While this binary encoding scheme features some of the more straightforward characteristics, it still has some more subtle problems. Firstly, all the values in the embedding vectors are either $0$ or $1$ — in other words, the vectors contain only discrete values. However, the gradient descent algorithm for training neural networks prefers smooth and continuous values because it relies on the ability to compute gradients — the derivatives of the loss function with respect to the model's parameters. Although the positional embedding vectors are fixed and not updated themselves, the combined embedding vectors $\mathbf{e}_i$ do not change smoothly. This makes it harder for the model to learn.
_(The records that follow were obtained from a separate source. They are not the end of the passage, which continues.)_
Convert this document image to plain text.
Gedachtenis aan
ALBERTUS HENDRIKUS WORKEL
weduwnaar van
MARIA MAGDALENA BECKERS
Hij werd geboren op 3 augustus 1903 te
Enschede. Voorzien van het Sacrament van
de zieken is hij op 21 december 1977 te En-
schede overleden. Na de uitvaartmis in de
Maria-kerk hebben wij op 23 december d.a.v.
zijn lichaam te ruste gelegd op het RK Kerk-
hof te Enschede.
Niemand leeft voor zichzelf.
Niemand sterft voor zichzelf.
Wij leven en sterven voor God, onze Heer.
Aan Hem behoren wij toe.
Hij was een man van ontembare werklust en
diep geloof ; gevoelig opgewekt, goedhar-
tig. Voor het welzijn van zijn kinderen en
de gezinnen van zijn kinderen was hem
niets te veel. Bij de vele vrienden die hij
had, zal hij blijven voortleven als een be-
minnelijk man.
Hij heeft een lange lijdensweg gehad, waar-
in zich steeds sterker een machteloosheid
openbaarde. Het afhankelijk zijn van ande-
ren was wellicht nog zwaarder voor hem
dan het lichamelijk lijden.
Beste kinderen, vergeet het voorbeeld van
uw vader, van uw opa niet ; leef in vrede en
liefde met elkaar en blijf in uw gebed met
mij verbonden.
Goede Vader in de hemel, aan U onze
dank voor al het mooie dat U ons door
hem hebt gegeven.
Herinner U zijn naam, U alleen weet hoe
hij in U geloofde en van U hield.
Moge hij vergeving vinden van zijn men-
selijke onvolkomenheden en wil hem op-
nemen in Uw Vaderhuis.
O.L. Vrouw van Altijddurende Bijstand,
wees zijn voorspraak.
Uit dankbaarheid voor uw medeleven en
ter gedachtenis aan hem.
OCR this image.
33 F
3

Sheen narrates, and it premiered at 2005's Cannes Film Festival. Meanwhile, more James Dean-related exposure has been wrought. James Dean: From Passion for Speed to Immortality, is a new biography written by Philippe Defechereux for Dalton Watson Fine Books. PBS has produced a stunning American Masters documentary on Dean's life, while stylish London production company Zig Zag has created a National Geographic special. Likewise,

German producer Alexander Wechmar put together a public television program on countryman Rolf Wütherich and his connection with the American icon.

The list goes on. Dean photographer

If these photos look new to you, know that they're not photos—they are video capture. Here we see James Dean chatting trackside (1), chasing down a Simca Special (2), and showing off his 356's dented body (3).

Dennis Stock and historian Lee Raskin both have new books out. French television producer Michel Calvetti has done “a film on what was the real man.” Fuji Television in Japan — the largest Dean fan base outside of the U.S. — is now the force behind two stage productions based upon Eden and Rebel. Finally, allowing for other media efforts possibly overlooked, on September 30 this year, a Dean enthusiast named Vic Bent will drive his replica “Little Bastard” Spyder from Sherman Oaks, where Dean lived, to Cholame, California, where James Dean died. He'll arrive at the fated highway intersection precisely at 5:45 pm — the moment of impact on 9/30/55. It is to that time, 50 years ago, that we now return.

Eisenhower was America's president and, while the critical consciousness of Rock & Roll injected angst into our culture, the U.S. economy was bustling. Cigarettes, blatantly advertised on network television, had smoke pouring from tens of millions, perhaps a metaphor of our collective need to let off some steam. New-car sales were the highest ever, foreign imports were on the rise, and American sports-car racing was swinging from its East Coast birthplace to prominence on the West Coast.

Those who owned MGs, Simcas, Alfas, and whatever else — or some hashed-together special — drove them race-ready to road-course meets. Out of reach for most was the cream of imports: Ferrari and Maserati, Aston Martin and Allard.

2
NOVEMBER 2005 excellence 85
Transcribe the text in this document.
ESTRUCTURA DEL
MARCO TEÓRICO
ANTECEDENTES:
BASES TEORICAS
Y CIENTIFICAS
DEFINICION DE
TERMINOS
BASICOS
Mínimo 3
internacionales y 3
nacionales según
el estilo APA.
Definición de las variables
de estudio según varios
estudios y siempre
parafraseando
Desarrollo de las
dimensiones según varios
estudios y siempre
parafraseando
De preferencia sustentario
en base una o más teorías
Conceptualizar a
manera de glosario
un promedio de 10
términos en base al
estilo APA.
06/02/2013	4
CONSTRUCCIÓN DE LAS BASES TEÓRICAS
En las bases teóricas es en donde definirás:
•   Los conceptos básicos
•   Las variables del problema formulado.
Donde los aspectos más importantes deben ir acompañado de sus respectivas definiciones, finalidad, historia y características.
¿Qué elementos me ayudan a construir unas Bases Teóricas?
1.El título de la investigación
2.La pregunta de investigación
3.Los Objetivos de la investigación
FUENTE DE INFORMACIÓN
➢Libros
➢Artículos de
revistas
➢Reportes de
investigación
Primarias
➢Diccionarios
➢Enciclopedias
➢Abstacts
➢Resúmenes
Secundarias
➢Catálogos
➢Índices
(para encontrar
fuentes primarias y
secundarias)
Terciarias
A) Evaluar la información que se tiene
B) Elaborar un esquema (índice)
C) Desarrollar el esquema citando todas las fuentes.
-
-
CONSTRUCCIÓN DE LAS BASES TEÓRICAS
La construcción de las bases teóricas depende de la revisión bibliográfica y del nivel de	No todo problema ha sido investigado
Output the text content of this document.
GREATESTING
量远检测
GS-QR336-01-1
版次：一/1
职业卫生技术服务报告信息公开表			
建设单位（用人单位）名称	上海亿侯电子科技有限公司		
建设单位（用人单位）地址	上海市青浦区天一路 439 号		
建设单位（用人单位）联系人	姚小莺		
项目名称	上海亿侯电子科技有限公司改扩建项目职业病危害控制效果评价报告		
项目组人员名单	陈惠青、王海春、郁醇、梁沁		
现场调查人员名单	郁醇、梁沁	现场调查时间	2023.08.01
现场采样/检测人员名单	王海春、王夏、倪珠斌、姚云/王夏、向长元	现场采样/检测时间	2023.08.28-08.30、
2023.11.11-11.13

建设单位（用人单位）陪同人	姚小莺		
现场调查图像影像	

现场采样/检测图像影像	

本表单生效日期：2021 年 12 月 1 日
And secondly, the binary embedding vectors fail to implicitly capture relative distances. It is useful that two positional embedding vectors at different absolute positions, but with the same relative position, have the same dot product because this property helps the model capture relative position information, which is often more important than absolute position in many tasks (like language modeling or translation). In a Transformer, the attention mechanism uses dot products between token embeddings (including positional encodings) to compute relationships between tokens. If the dot product between positions depends only on relative distance, then the model can more easily generalize across sequences of different lengths or positions. For example, it can learn patterns like "the next word is likely to be a verb" regardless of whether that pattern appears at the beginning or end of a sentence. This position-invariance supports tasks where the meaning of word relationships is relative rather than fixed, making the model more flexible and robust.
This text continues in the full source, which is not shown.